Zaczęło się niewinnie... W pociągu odsypialiśmy, bo podróż rozpoczęliśmy wcześnie rano. Na miejsce dotarliśmy wczesnym popołudniem i zaczęliśmy zwiedzanie od spaceru w stronę hotelu. Po drodze napotkaliśmy na takie przejście podziemne. To co było nad nim zrobiło na nas ogromne wrażenie.
Nigdy wcześniej nie widziałyśmy takich "rynienek", w których kursują pociągi. Wyglądało to imponująco.
Po tym jak dotarliśmy do hotelu i zostawiliśmy rzeczy udaliśmy się na obiad i czeskie piwo.
Już pierwszego dnia nieco pozwiedzaliśmy. Przespacerowaliśmy się wzdłuż Wełtawy, powędrowaliśmy w okolice muzeum Franza Kafki. Przeszliśmy też najwęższą uliczką w Pradze, ale jak się okazuje nie na świecie. W Niemczech znajduje się jeszcze węższa uliczka. Zobaczcie wieczorne zdjęcia:
Ta... Ci chłopcy "wysikują" kontury granic Czech.
Apropos rzeczy, które zaskakują, choć może nie powinny. Oto zjazd do żółtej linii metra w Pradze. Stacja Invalidovna... Wyjątkowo strome, długie i szybkie schody ruchome.
Kolejnego dnia zwiedziliśmy Wyszehrad, Hradczany i oczywiście samo centrum Pragi - most Karola.
Powyżej Wyszehrad
Most Karola
No i Hradczany z widokiem na błyszczące w słońcu dachy Pragi.

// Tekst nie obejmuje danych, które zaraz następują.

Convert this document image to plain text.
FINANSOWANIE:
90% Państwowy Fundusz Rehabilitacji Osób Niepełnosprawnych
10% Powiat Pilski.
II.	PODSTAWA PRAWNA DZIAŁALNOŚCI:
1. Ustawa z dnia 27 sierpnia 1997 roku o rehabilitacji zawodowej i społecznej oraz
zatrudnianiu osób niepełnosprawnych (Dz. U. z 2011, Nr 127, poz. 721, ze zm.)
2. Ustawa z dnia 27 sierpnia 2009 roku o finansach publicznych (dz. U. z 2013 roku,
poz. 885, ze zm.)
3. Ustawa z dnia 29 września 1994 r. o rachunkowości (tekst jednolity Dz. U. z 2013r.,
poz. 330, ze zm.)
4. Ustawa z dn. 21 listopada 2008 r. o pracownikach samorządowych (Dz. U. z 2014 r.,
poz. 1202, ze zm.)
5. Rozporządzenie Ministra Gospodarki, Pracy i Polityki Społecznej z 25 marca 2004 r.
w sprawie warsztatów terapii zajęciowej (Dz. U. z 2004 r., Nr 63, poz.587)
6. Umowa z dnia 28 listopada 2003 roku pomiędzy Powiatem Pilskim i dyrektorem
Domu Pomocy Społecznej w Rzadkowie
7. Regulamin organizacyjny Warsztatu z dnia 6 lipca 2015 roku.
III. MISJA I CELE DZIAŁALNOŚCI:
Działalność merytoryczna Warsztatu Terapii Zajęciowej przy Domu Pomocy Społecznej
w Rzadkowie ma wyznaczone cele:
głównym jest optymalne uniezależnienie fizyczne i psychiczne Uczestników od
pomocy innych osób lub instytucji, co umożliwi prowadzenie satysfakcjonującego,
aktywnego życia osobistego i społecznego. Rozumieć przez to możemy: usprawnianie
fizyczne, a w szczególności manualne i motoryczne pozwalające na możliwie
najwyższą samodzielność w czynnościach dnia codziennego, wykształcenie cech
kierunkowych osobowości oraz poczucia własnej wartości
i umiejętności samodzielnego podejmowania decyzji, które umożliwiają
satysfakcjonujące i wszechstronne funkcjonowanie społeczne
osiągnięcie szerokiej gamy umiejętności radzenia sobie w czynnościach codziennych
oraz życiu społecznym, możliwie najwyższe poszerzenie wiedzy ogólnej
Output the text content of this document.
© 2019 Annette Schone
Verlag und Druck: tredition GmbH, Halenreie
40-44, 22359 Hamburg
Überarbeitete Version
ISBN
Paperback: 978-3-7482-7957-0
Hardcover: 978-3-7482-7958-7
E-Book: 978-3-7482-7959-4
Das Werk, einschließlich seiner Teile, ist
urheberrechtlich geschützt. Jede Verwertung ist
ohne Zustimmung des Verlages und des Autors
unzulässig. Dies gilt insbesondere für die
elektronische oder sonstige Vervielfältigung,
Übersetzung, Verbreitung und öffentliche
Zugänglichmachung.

Ten dzień zakończył się w zasadzie kolejnego dnia nad ranem. Wieczór był owocny, testowaliśmy ile czeskich piw potrzebnych jest do swobodnego mówienia po angielsku. Okazuje się, że wystarczą dwa. Najpierw rozmawialiśmy z Włochami a później z Rosjanami. Podczas tych rozmów sprawdzaliśmy wytrzymałość stolików barowych na działanie ognia. A przynajmniej jednego stolika. Przeżył. Do hotelu przekopaliśmy się około szóstej rano...
Nocna rozmowa tak nam się układała, że kontynuowaliśmy ją kolejnego dnia podczas rejsu po Wełtawie.